The passenger shuttle terminal is at the edge of the floating city, which makes sense since a ship would never be able to pass through the dense forest of balloons and cables covering the barges. I step in the nearest helium taxi and tell Rills to follow me in the next one. As mine floats up towards the center of the city I see his right behind.
The taxi is of simple design: two lightweight tandem chairs connected via metal tubes to the underside of a smallish blimp.
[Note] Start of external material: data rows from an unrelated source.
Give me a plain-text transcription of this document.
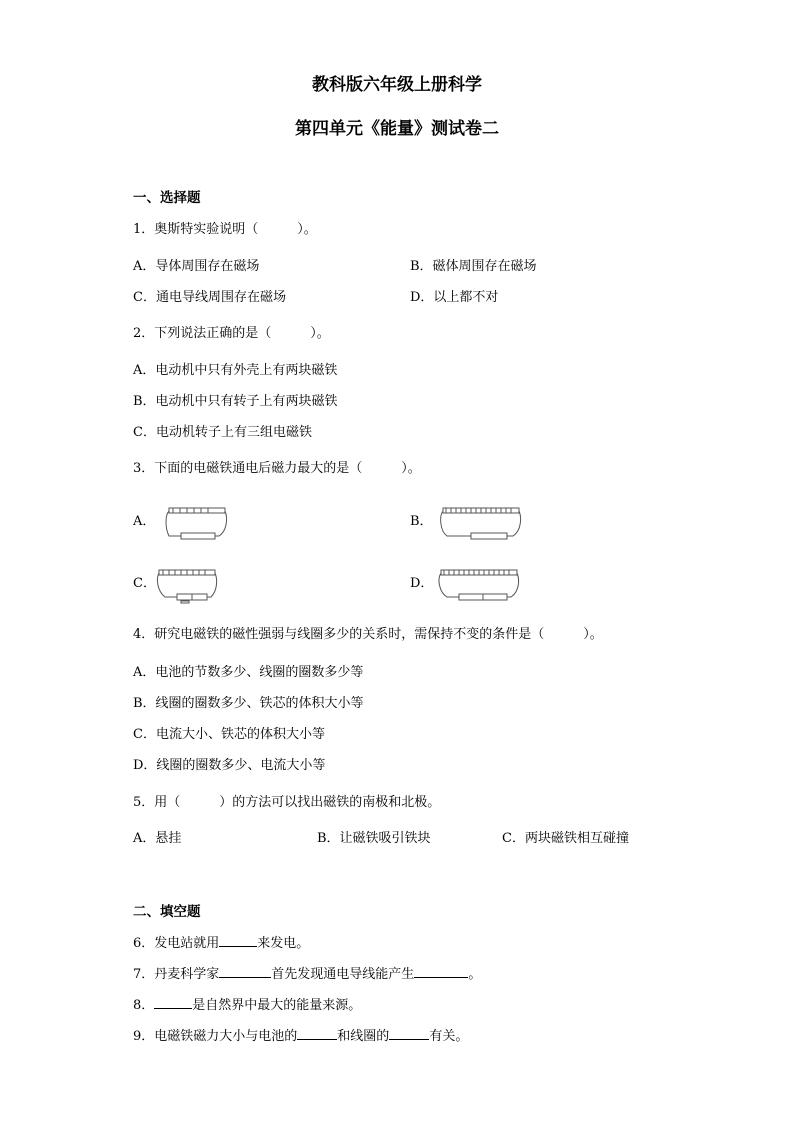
教科版六年级上册科学
第四单元《能量》测试卷二
一、选择题
1．奥斯特实验说明（　　　）。
A．导体周围存在磁场	B．磁体周围存在磁场
C．通电导线周围存在磁场	D．以上都不对
2．下列说法正确的是（　　　）。
A．电动机中只有外壳上有两块磁铁
B．电动机中只有转子上有两块磁铁
C．电动机转子上有三组电磁铁
3．下面的电磁铁通电后磁力最大的是（　　　）。
A．	B．
C．	D．
4．研究电磁铁的磁性强弱与线圈多少的关系时，需保持不变的条件是（　　　）。
A．电池的节数多少、线圈的圈数多少等
B．线圈的圈数多少、铁芯的体积大小等
C．电流大小、铁芯的体积大小等
D．线圈的圈数多少、电流大小等
5．用（　　　）的方法可以找出磁铁的南极和北极。
A．悬挂	B．让磁铁吸引铁块	C．两块磁铁相互碰撞
二、填空题
6．发电站就用	来发电。
7．丹麦科学家	首先发现通电导线能产生	。
8．	是自然界中最大的能量来源。
9．电磁铁磁力大小与电池的	和线圈的	有关。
Mounted by the front seat are controls for the pilot, and multiple propeller units attached to swivel mounts stick out on both sides. I can’t imagine a blimp is easy to control but my pilot is doing a flawless job of staying clear of the cables reaching up all around us.
It’s a wonderful way of seeing the floating city. From this vantage point I spot low buildings of all shapes and sizes, parks and farmland. The roof of almost every structure is covered with solar panels. I look straight down and see swirling clouds through a gap between barges. Connecting walkways shoot out in every direction.
The helium taxi creeps closer to the densely populated city center. I see what looks like manufacturing here—pipes and shiny steel tanks stick out of some of the buildings. I point at a public square and the pilot flips a switch that turns on what sounds like an air compressor. The taxi descends towards an open landing pad. She sets down the blimp precisely on the orange circle painted on the platform.
I pay her and wait for the taxi Rills is in to arrive. Once he’s on the ground we walk around the public square and head towards where I saw the industrial buildings. It looks almost like a normal town—it’s hard to believe we’re floating at an elevation higher than the tallest peak on Threa. Up close I see that shop and storefront walls are much thinner than I’m used to, and windows are nothing more than clear plastic film stretched tight.
I cross a raised walkway to its midpoint and stop. I’m right above a gap between barges, and the sensation of that much empty space below me is both thrilling and terrifying. The locals passing me don’t even seem to notice—I suppose I’d be blasé about it too if I lived here.
“Rills, let’s split up. Meet me back here in three hours.”
Rills looks apprehensive. “What am I looking for?”
“I don’t know exactly—anything suspicious. Hopefully we’ll both know it when we see it.”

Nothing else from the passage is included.